Cada vez que veo a dos niños de la mano camino del parque o del colegio, me emociono porque recuerdo a mis primeros amigos: los vecinos de la calle donde nací, los primeros compañeros de colegio, los compinches de juego… y recuerdo especialmente a uno que era mi confidente y mi cómplice.

Nuestra escuela estaba en la calle Juan Ortuño, y a nuestro maestro, aunque después acabamos perdonándolo, lo odiábamos tanto que incluso le deseábamos las mayores desgracias; cada mañana al llegar al colegio nos hubiera gustado leer un cartel en la puerta que dijera: “cerrado por defunción del maestro”. Y como siempre andábamos juntos, varias veces recibimos el mismo injusto castigo, nos arrancó lágrimas de rabia más de una vez y eso nos unía contra aquel bruto del que no diré su nombre, no por discreción, sino porque no merece ser recordado.

Tampoco voy a decir aquí el nombre de mi amigo, en este caso por discreción. Nos conocimos a los seis años y desde el primer momento supimos que estábamos abocados a una amistad entrañable. A los ocho años firmamos un pacto de sangre, algo que solo se hacía con los amigos de verdad. Con una navajilla hacías un pequeño corte en la yema de los dedos y juntábamos nuestra sangre; parece ser que era una especie de ritual de hermanamiento romano o eso recuerdo haber visto en una película.

Éramos almas gemelas y solo con la mirada adivinábamos cuál era el paso siguiente.

A esa edad piensas que tus preocupaciones son más importantes que las de los adultos y lloras o ríes y te haces las mismas preguntas que tu amigo, que nadie responde

y te sientes impotente e indefenso ante el mundo.

Soñábamos con los mismos héroes de tebeo y las horas jugando al fútbol o charlando en una esquina volaban. Es imposible olvidar esos momentos de auténtica camaradería.

Algunos días, paseando por aquellas mismas calles, que han cambiado mucho, pues han desaparecido casas y comercios entrañables, cierro los ojos y puedo ver la sonrisa de mi amigo; tenía la sonrisa más generosa que he conocido nunca y digo bien cuando digo tenía; hace dos semanas que falleció. Pero sigo sintiéndolo vivo y cercano.

Pasamos varios años de inseparables aventuras callejeras. Nos contábamos historias fantásticas y corríamos, siempre echábamos carreras.

¡A ver quién llega antes al callejón ancho! En cuanto uno decía esa frase, los dos corríamos como galgos hacia la meta.

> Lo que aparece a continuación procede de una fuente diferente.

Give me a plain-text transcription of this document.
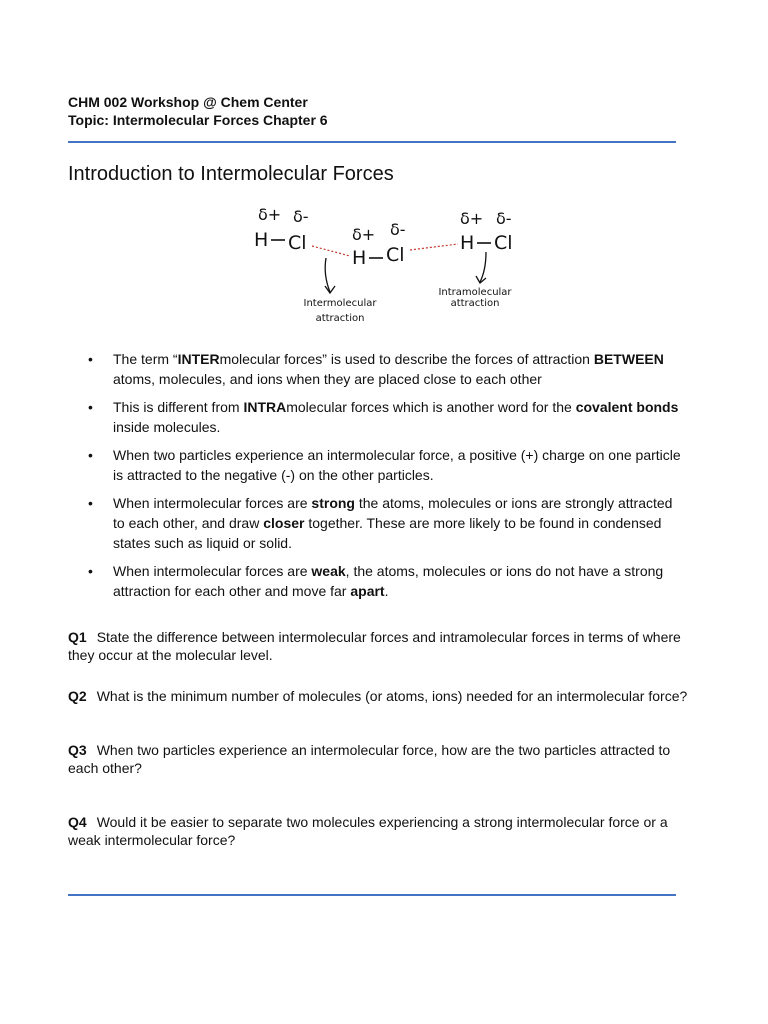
CHM 002 Workshop @ Chem Center
Topic: Intermolecular Forces Chapter 6
Introduction to Intermolecular Forces
δ+ δ-
H Cl	δ+ δ-
H Cl
δ+ δ-
H Cl
Intermolecular
attraction
Intramolecular
attraction
• The term “INTERmolecular forces” is used to describe the forces of attraction BETWEEN atoms, molecules, and ions when they are placed close to each other
• This is different from INTRAmolecular forces which is another word for the covalent bonds inside molecules.
• When two particles experience an intermolecular force, a positive (+) charge on one particle is attracted to the negative (-) on the other particles.
• When intermolecular forces are strong the atoms, molecules or ions are strongly attracted to each other, and draw closer together. These are more likely to be found in condensed states such as liquid or solid.
• When intermolecular forces are weak, the atoms, molecules or ions do not have a strong attraction for each other and move far apart.
Q1 State the difference between intermolecular forces and intramolecular forces in terms of where they occur at the molecular level.
Q2 What is the minimum number of molecules (or atoms, ions) needed for an intermolecular force?
Q3 When two particles experience an intermolecular force, how are the two particles attracted to each other?
Q4 Would it be easier to separate two molecules experiencing a strong intermolecular force or a weak intermolecular force?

En las escaleras de la iglesia del Niño esperábamos a unas chicas que nos gustaban y ellas salían sonrientes del colegio de la Inmaculada; cruzábamos las miradas, pero nuestra timidez nos impedía decirles nada. Nos confesamos nuestro primer enamoramiento, ellas eran dos hermanas gemelas:

—Menos mal que son dos, porque tenemos el mismo gusto —me dijo un día—. Si solo hubiera una acabaríamos como los hermanos Rómulo y Remo.

A él le gustaban los romanos, yo prefería a los cartagineses y llegamos a jugarnos el Imperio con espadas de madera.

Comprábamos explosivos en la casetica de Carmelo en la plaza del ayuntamiento; las bengalas, los «mistos» de trueno y los petardos eran nuestra debilidad.

Cuando emigré con mi familia a Francia lloré; tardé mucho en tener amigos franceses.

Pasamos años sin vernos y volvimos a coincidir en la mili, pues elegí nacionalidad española y no me pude escaquear. Volvieron los abrazos y volvimos a reírnos igual que en la infancia; su risa llenaba el mundo de chispas. No éramos compañeros de cuartel, yo era artillero y él de infantería, pero quedábamos de vez en cuando. Entonces las tabernas de Cartagena, llenas de soldados, eran nuestro lugar de encuentro y volvimos a ser cómplices.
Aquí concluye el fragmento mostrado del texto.